The Modern Age and the evolution of the Alembic

The Modern Age

In 1557, Adam Lonicer, known in Latin as Lonicerus, wrote an important herbal in which hundreds of herbs and aromatic plants intended for distillation are described.
In this book, there is a section dedicated specifically to the alembics used during that period and a woodcut that encapsulates the entire distillation process of the 1500s: from the boys gathering simples (herbs and substances suitable for distillation), to the scholars consulting on the best ways to use these plants, to the apprentices pounding the herbs in the mortar and distilling them with a rather complex alembic, concluding with the doctor administering the aqua vitae to a sick person, the elixir of long life believed to cure any illness. 
 
At the end of the 16th century the Vicenza doctor and chemist Angelo Sala (1576 - 1637) devoted himself to the distillation of spirits. His studies on the formation of alcohol by fermenting musts stimulated the work of other scientists.
scienziati-storia-distillazione
Some publications also mention that the German Jesuit, Athanasius Kircher, carried out studies on marc as a source for alcohol and wrote about this to his Brescian confraternity brother Francesco Terzi Lana (1631 – 1687). However, such claims were never demonstrated with tangible proof.
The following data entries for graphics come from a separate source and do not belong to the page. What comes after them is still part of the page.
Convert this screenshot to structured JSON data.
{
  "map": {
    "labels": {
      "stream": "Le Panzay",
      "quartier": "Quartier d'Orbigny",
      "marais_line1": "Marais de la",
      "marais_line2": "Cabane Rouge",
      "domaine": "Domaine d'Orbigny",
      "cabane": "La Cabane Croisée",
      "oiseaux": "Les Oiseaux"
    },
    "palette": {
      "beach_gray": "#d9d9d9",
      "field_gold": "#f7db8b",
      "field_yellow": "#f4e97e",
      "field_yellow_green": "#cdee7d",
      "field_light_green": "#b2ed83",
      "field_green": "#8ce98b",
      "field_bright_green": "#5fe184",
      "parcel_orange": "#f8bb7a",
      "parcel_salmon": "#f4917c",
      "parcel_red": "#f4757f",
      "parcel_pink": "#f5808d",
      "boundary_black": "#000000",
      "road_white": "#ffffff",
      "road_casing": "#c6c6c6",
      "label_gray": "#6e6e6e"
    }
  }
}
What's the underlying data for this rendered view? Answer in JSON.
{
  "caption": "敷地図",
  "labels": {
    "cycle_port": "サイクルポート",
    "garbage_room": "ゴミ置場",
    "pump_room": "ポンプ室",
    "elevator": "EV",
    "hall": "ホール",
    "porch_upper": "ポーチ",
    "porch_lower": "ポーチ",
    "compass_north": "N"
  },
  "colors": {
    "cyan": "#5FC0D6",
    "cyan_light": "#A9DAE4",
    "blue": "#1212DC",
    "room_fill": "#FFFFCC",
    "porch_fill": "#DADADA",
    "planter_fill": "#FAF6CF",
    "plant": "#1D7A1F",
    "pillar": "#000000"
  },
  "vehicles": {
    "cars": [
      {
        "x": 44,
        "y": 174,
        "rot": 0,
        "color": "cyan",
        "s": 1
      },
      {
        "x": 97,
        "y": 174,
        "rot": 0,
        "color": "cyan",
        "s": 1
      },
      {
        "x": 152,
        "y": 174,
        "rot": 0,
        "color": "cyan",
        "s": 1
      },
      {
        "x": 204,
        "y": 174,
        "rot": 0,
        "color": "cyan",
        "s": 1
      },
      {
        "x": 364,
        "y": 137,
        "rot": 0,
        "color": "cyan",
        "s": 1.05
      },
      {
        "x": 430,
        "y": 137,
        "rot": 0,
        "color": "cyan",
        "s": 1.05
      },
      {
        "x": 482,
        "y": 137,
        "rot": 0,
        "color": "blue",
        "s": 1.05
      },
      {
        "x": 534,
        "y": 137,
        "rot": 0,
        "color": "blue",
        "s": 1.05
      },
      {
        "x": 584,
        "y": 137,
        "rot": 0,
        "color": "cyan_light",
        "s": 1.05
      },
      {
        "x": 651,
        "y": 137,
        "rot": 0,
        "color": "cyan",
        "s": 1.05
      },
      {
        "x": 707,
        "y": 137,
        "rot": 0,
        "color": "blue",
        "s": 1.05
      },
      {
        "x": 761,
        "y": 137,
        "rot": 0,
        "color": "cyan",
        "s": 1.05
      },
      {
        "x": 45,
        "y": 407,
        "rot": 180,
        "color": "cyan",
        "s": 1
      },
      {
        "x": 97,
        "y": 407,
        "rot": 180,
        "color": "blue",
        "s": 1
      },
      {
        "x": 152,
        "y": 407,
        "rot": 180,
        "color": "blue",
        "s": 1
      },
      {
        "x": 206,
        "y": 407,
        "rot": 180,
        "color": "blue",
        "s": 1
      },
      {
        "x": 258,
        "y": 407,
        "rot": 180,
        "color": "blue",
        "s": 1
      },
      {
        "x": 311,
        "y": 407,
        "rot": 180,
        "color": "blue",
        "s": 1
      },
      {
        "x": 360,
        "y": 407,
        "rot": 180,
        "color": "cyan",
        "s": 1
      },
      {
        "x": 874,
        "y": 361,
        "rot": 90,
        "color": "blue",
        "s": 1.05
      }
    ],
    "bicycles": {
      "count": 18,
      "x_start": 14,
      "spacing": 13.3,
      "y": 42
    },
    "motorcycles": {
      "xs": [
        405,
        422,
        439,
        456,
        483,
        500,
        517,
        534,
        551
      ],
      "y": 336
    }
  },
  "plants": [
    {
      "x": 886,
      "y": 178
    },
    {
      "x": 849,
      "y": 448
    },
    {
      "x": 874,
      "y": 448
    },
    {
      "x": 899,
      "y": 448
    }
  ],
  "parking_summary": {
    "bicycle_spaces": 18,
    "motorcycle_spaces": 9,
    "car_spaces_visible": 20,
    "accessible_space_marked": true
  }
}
Another important stage in the history of Grappa is marked by the Catalan Jesuit, Miguel Agustin, prior of the temple of Saint Jean de Perpignan. In 1617 he described a still suitable for obtaining aqua-vitae from wine as well as marc.
A big discovery occurred in 1680 when, on carrying out observations with a rudimentary microscope, the scientist Leeuwenock recognised the existence of yeasts, which are single-cell organisms that convert sugar into alcohol.

In the second half of the 18th century, the French chemist Lavoisier accurately identified the substances produced by the fermentation of sugars, thus opening the doors to a wider field of research. 
Atanasio-Kircher-mundus-subterraneus

The evolution of the Alembic

Vannoccio Biringuccio (1480-1539), from Siena, described the first alembic that distilled and rectified simultaneously, i.e., eliminating those parts rich in impurities produced at the beginning and end of the distillation cycle. This alembic, by passing vapors through narrow, long, and tortuous channels, held back the impurities and allowed only the best part of the distillate to be retained.

In the 17th century, the Neapolitan Giambattista Della Porta constructed a particularly unique alembic with the aim of obtaining spirits from a single distillation, being the first to intuit the principle of the distillation column. He named this long and narrow instrument the "Hydra with Seven Heads." This intuition, though initially overlooked, would forever change the history of distillation two centuries later.

In 1733, the Dutchman Herman Boerhaave devised an alembic equipped with a deflection cone, which served to purify alcoholic vapors and increase their strength, thus constructing the first distillation column in history. It was a rudimentary instrument that still required some modifications.